Le banquier du Reich : l’argentier du mal.

                                                                      

 Par Robert Laplante

Rien n’est plus fascinant que la banalité du mal. Ce mal ordinaire qui se cache en nous, qui fait ressortir les recoins les plus sombres de notre psyché, qui se cache derrière une bureaucratie et une chaîne de commandement froide et impersonnelle qui déresponsabilise l’individu. Parce que derrière chaque monstre sanguinaire de l’Histoire il y a ce système complice silencieux ou non de sa folie.

Hjalmar Schacht est un génie de la finance. Un magicien de l’économie qui a sauvé trois fois l’Allemagne de la banqueroute. Un sorcier qui a aussi aidé Hitler et le parti nazi à prendre le pouvoir avant de conspirer pour l’évincer, lui et son parti de fanatiques, du pouvoir.
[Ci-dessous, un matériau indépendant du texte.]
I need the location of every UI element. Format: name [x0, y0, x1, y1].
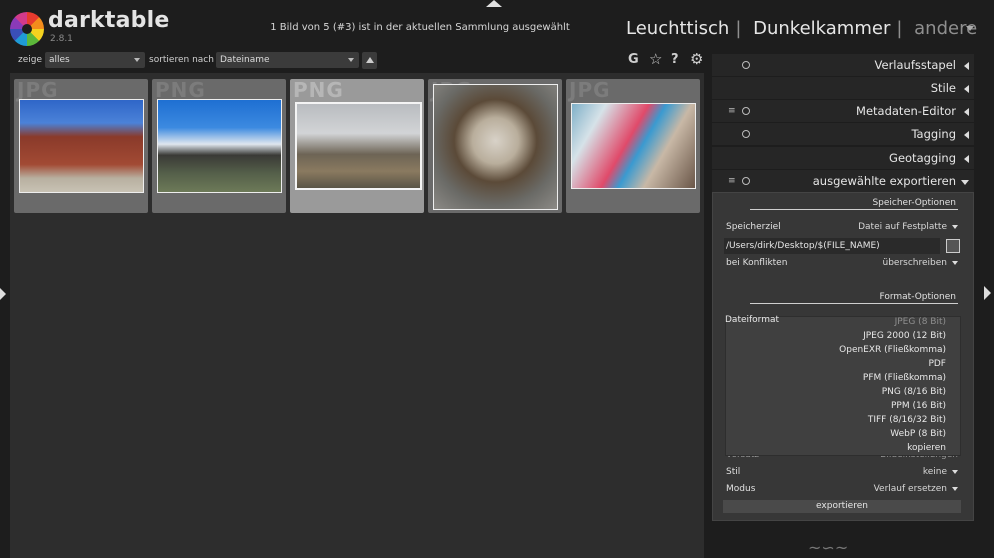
- module-title: Stile: [930, 81, 956, 95]
- storage-options-heading: Speicher-Optionen: [872, 198, 956, 208]
- views-dropdown-icon[interactable]: [966, 26, 974, 31]
- decorative-swirl-icon: ~∽~: [808, 538, 849, 557]
- storage-target-combo[interactable]: Datei auf Festplatte: [800, 222, 958, 232]
- section-divider: [750, 303, 958, 304]
- module-geotagging[interactable]: Geotagging: [712, 147, 974, 169]
- conflict-combo[interactable]: überschreiben: [800, 258, 958, 268]
- presets-icon[interactable]: ≡: [728, 106, 736, 116]
- collapse-icon: [961, 180, 969, 185]
- mode-value: Verlauf ersetzen: [873, 484, 947, 494]
- format-option[interactable]: kopieren: [907, 443, 946, 453]
- reset-icon[interactable]: [742, 177, 750, 185]
- chevron-down-icon: [952, 224, 958, 229]
- conflict-value: überschreiben: [882, 258, 948, 268]
- folder-icon[interactable]: [946, 239, 960, 253]
- storage-target-value: Datei auf Festplatte: [858, 222, 947, 232]
- module-title: Tagging: [911, 127, 956, 141]
- thumbnail-image: [157, 99, 282, 193]
- format-option[interactable]: WebP (8 Bit): [890, 429, 946, 439]
- module-tagging[interactable]: Tagging: [712, 123, 974, 145]
- thumbnail[interactable]: PNG: [152, 79, 286, 213]
- presets-icon[interactable]: ≡: [728, 176, 736, 186]
- thumbnail-image: [295, 102, 422, 190]
- sort-value: Dateiname: [220, 55, 270, 65]
- chevron-down-icon: [952, 260, 958, 265]
- module-history[interactable]: Verlaufsstapel: [712, 54, 974, 76]
- grouping-icon[interactable]: G: [628, 52, 639, 67]
- style-value: keine: [922, 467, 947, 477]
- app-version: 2.8.1: [50, 34, 73, 44]
- mode-combo[interactable]: Verlauf ersetzen: [800, 484, 958, 494]
- module-title: Metadaten-Editor: [856, 104, 956, 118]
- show-label: zeige: [18, 55, 43, 65]
- right-panel-toggle-icon[interactable]: [984, 286, 991, 300]
- file-extension-label: PNG: [293, 79, 344, 102]
- thumbnail-selected[interactable]: PNG: [290, 79, 424, 213]
- thumbnail[interactable]: JPG: [428, 79, 562, 213]
- section-divider: [750, 209, 958, 210]
- thumbnail-image: [433, 84, 558, 210]
- view-switcher: Leuchttisch | Dunkelkammer | andere: [626, 18, 983, 39]
- star-icon[interactable]: ☆: [649, 50, 662, 68]
- module-export-selected[interactable]: ≡ ausgewählte exportieren: [712, 170, 974, 192]
- module-metadata-editor[interactable]: ≡ Metadaten-Editor: [712, 100, 974, 122]
- reset-icon[interactable]: [742, 107, 750, 115]
- chevron-down-icon: [952, 469, 958, 474]
- module-title: Geotagging: [889, 151, 956, 165]
- storage-target-label: Speicherziel: [726, 222, 781, 232]
- thumbnail[interactable]: JPG: [566, 79, 700, 213]
- left-panel-toggle-icon[interactable]: [0, 288, 6, 300]
- expand-icon: [964, 85, 969, 93]
- format-option[interactable]: PDF: [928, 359, 946, 369]
- file-format-label: Dateiformat: [725, 315, 780, 325]
- view-lighttable[interactable]: Leuchttisch: [626, 18, 729, 39]
- format-option[interactable]: PPM (16 Bit): [891, 401, 946, 411]
- expand-icon: [964, 62, 969, 70]
- help-icon[interactable]: ?: [671, 52, 679, 67]
- mode-label: Modus: [726, 484, 756, 494]
- format-option[interactable]: PNG (8/16 Bit): [882, 387, 946, 397]
- show-filter-combo[interactable]: alles: [45, 52, 145, 68]
- style-combo[interactable]: keine: [800, 467, 958, 477]
- format-option[interactable]: JPEG (8 Bit): [895, 317, 946, 327]
- sort-combo[interactable]: Dateiname: [216, 52, 359, 68]
- thumbnail-image: [19, 99, 144, 193]
- format-option[interactable]: TIFF (8/16/32 Bit): [868, 415, 946, 425]
- module-title: Verlaufsstapel: [874, 58, 956, 72]
- format-options-heading: Format-Optionen: [879, 292, 957, 302]
- top-panel-toggle-icon[interactable]: [486, 0, 502, 7]
- file-format-dropdown[interactable]: JPEG (8 Bit) JPEG 2000 (12 Bit) OpenEXR …: [725, 316, 961, 456]
- view-separator: |: [896, 18, 903, 39]
- reset-icon[interactable]: [742, 130, 750, 138]
- style-label: Stil: [726, 467, 741, 477]
- sort-label: sortieren nach: [149, 55, 214, 65]
- format-option[interactable]: OpenEXR (Fließkomma): [839, 345, 946, 355]
- app-name: darktable: [48, 8, 170, 33]
- module-title: ausgewählte exportieren: [812, 174, 956, 188]
- format-option[interactable]: JPEG 2000 (12 Bit): [863, 331, 946, 341]
- chevron-down-icon: [134, 58, 140, 62]
- show-filter-value: alles: [49, 55, 70, 65]
- sort-direction-button[interactable]: [362, 52, 377, 69]
- reset-icon[interactable]: [742, 61, 750, 69]
- chevron-down-icon: [952, 486, 958, 491]
- expand-icon: [964, 131, 969, 139]
- darktable-logo: [10, 12, 44, 46]
- thumbnail[interactable]: JPG: [14, 79, 148, 213]
- gear-icon[interactable]: ⚙: [690, 50, 703, 68]
- export-path-input[interactable]: /Users/dirk/Desktop/$(FILE_NAME): [724, 238, 940, 254]
- selection-status: 1 Bild von 5 (#3) ist in der aktuellen S…: [270, 22, 570, 33]
- expand-icon: [964, 108, 969, 116]
- module-styles[interactable]: Stile: [712, 77, 974, 99]
- conflict-label: bei Konflikten: [726, 258, 788, 268]
- export-button[interactable]: exportieren: [723, 500, 961, 513]
- thumbnail-image: [571, 103, 696, 189]
- view-separator: |: [735, 18, 742, 39]
- chevron-down-icon: [348, 58, 354, 62]
- expand-icon: [964, 155, 969, 163]
- view-darkroom[interactable]: Dunkelkammer: [753, 18, 890, 39]
- file-extension-label: JPG: [569, 79, 611, 102]
- format-option[interactable]: PFM (Fließkomma): [863, 373, 946, 383]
Interné dans un camp de concentration, libéré par les alliés, jugé et acquitté par le tribunal de Nuremberg, conseiller des nations en développement de l’après-guerre, Schacht est un personnage brillant. Un économiste de talent certes, mais aussi un être controversé, énigmatique, arrogant, capable du meilleur, comme du pire.


                                           

C’est cet humain insaisissable qui est au centre du Banquier du Reich une intéressante bande dessinée signée Pierre Boisserie, Philippe Guillaume et Cyrille Ternon.
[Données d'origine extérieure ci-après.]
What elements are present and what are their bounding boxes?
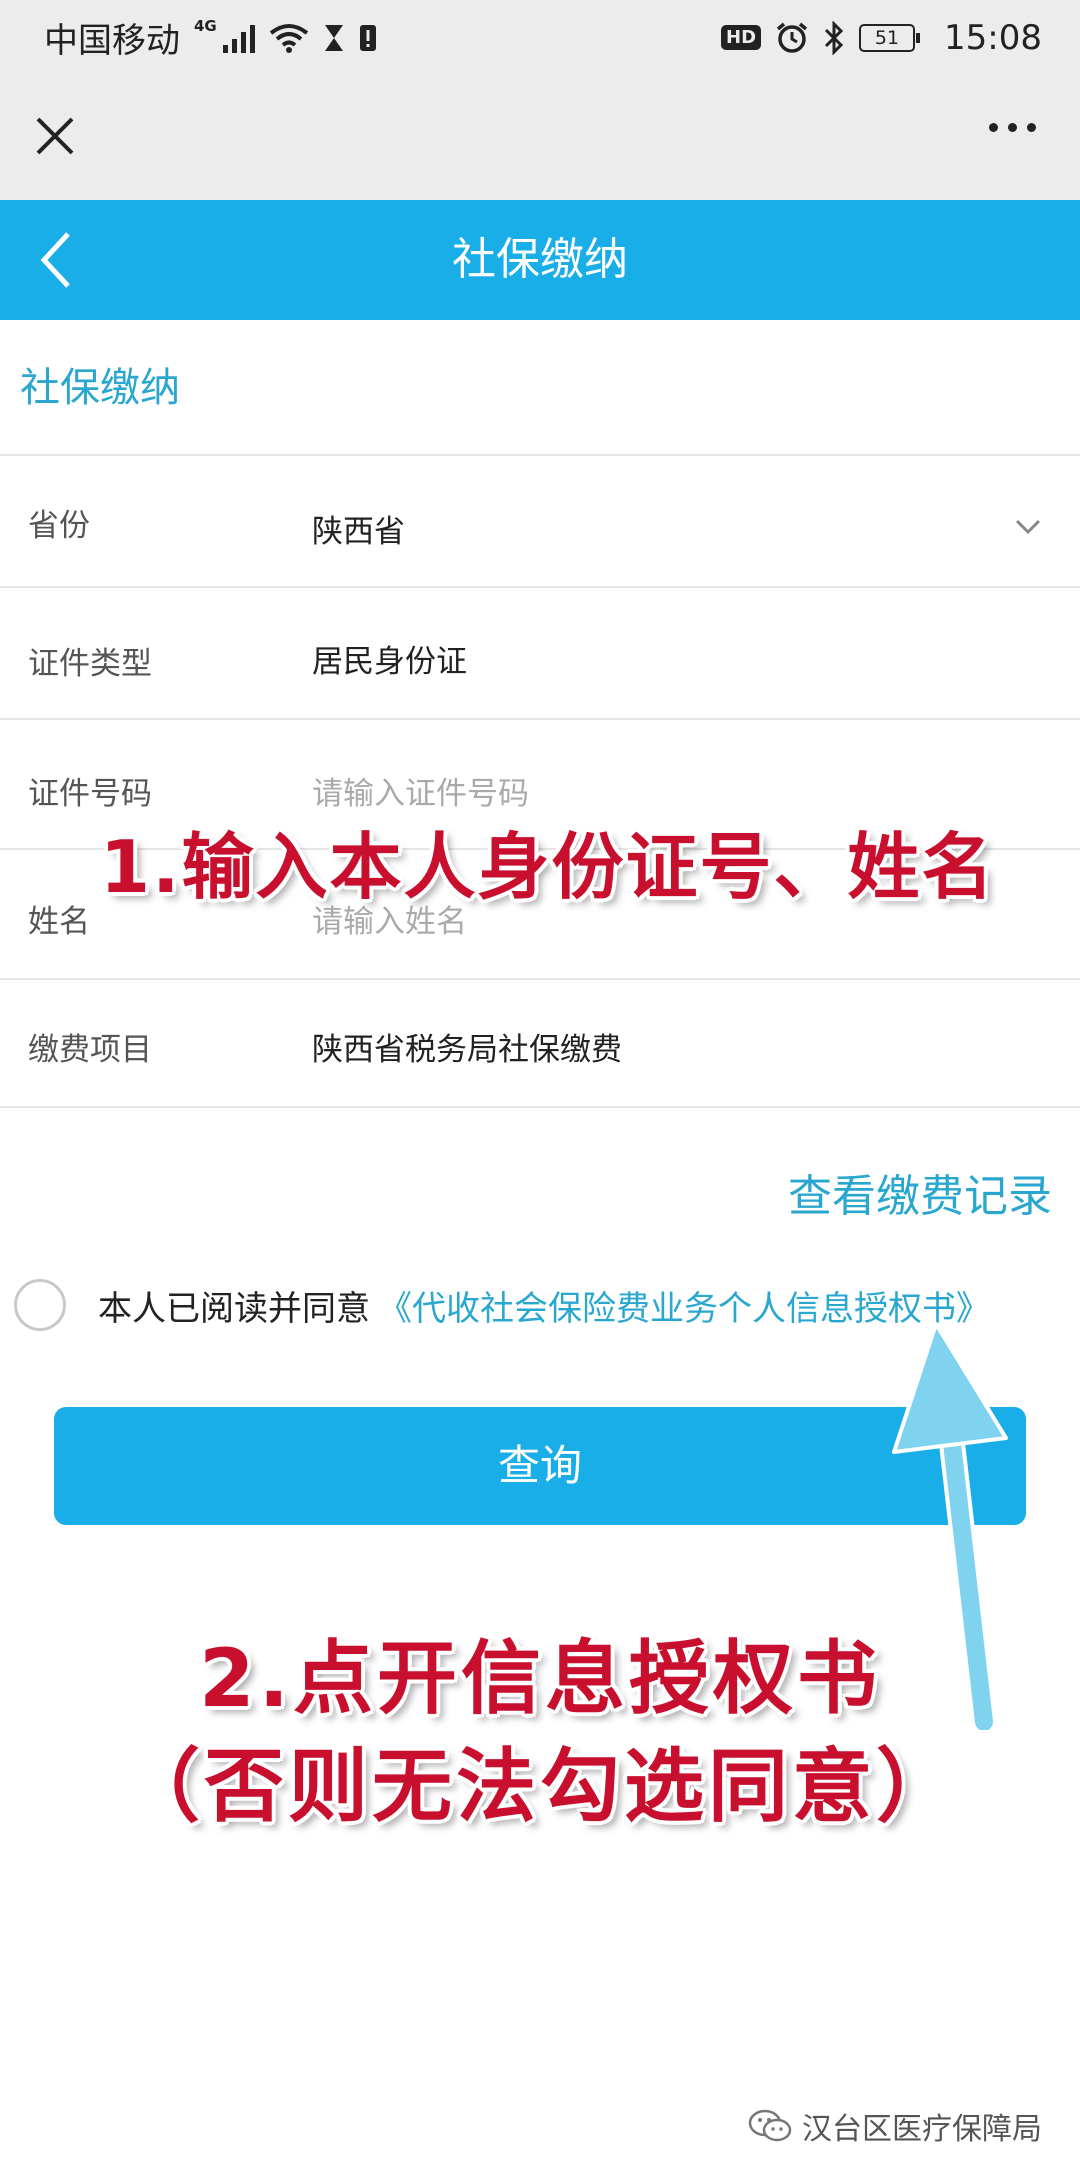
province-row[interactable]: 省份 陕西省 [0,456,1080,588]
step2-annotation: 2.点开信息授权书 [198,1632,882,1725]
battery-level: 51 [859,23,916,52]
chevron-down-icon[interactable] [1014,512,1042,540]
network-type: 4G [194,17,217,35]
id-type-value[interactable]: 居民身份证 [312,636,467,681]
province-select[interactable]: 陕西省 [312,506,405,551]
province-label: 省份 [28,508,90,544]
item-label: 缴费项目 [28,1032,152,1068]
item-value: 陕西省税务局社保缴费 [312,1032,622,1068]
hd-badge: HD [721,25,762,50]
more-icon[interactable] [989,123,1036,132]
id-type-label: 证件类型 [28,646,152,682]
carrier-name: 中国移动 [44,21,180,61]
agreement-row: 本人已阅读并同意 《代收社会保险费业务个人信息授权书》 [14,1275,990,1335]
hourglass-icon [324,24,343,51]
page-title: 社保缴纳 [452,234,628,285]
agree-radio[interactable] [14,1279,66,1331]
item-row[interactable]: 缴费项目 陕西省税务局社保缴费 [0,980,1080,1108]
title-bar: 社保缴纳 [0,200,1080,320]
agreement-text: 本人已阅读并同意 [98,1288,370,1329]
browser-bar [0,75,1080,200]
close-icon[interactable] [34,115,76,157]
section-heading: 社保缴纳 [0,320,1080,456]
wechat-icon [748,2109,792,2142]
signal-icon [222,23,255,53]
alarm-icon [776,22,808,53]
watermark: 汉台区医疗保障局 [748,2104,1042,2148]
bluetooth-icon [824,20,844,55]
name-label: 姓名 [28,904,90,940]
section-title: 社保缴纳 [20,365,180,411]
id-number-label: 证件号码 [28,776,152,812]
step1-annotation: 1.输入本人身份证号、姓名 [100,825,996,909]
id-type-row[interactable]: 证件类型 居民身份证 [0,588,1080,720]
wifi-icon [269,23,308,53]
id-number-input[interactable]: 请输入证件号码 [312,768,529,813]
clock: 15:08 [944,17,1042,58]
step2-note: （否则无法勾选同意） [120,1740,960,1833]
alert-icon [359,24,376,51]
status-bar: 中国移动 4G HD 51 15:08 [0,0,1080,75]
battery-icon: 51 [859,23,921,52]
view-records-link[interactable]: 查看缴费记录 [788,1160,1052,1224]
account-name: 汉台区医疗保障局 [802,2112,1042,2147]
 Intéressante, parce que le Schacht à la superbe impressionnante est fascinant. Fascinant, inquiétant, mais surtout trop assuré. Imaginez, il pense être capable de brider le petit caporal et d’en faire sa marionnette. Malheureusement pour lui, n’est pas marionnettiste qui veut. Et comme plusieurs le comprendront à mesure que le Führer consolidera son emprise sur le pouvoir, il est impossible de le mettre dans sa poche, ni lui, ni sa garde rapprochée. 


                                                

Boisserie et Guillaume explorent avec nuance ambiguïté de l’apprenti sorcier qui ne contrôle pas la créature qu’il a contribué à mettre au pouvoir. Totalement antipathique, pétri d’une assurance malsaine, incapable de douter de son jugement, le grand argentier flirte dangereusement avec les dérives idéologiques et racistes du pouvoir nazi, en tentant, de ne se jamais laisser éclabousser. Sous leur plume observatrice, l’économiste devient la quintessence de la banalité du mal.

 

Si l’intrigue est bien développée et capte dès le début notre attention, le dessin de Ternon, lui, est un peu trop conventionnel, presque impersonnel, froid, propret, statique. Oui il est efficace et élégant, mais il lui manque un peu d’inspiration, un brin du souffle de génie qui aurait pu traduire encore mieux le destin hors du commun de celui qui a côtoyé les pires monstres de l’Histoire et toujours s’en sortir.

Et c’est dommage parce qu’avec un dessin plus inspiré, plus rythmé et plus chaud, Le banquier du Reich aurait pu être une bande dessinée exceptionnelle.

Pour l’instant elle reste une bande dessinée intéressante. Ce qui est quand même une réussite en soit. Mais elle aurait pu être tellement plus avec un dessin plus audacieux et moins didactique.

Boisserie, Guillaume, Ternon, Le banquier du Reich, tome 1 Glénat.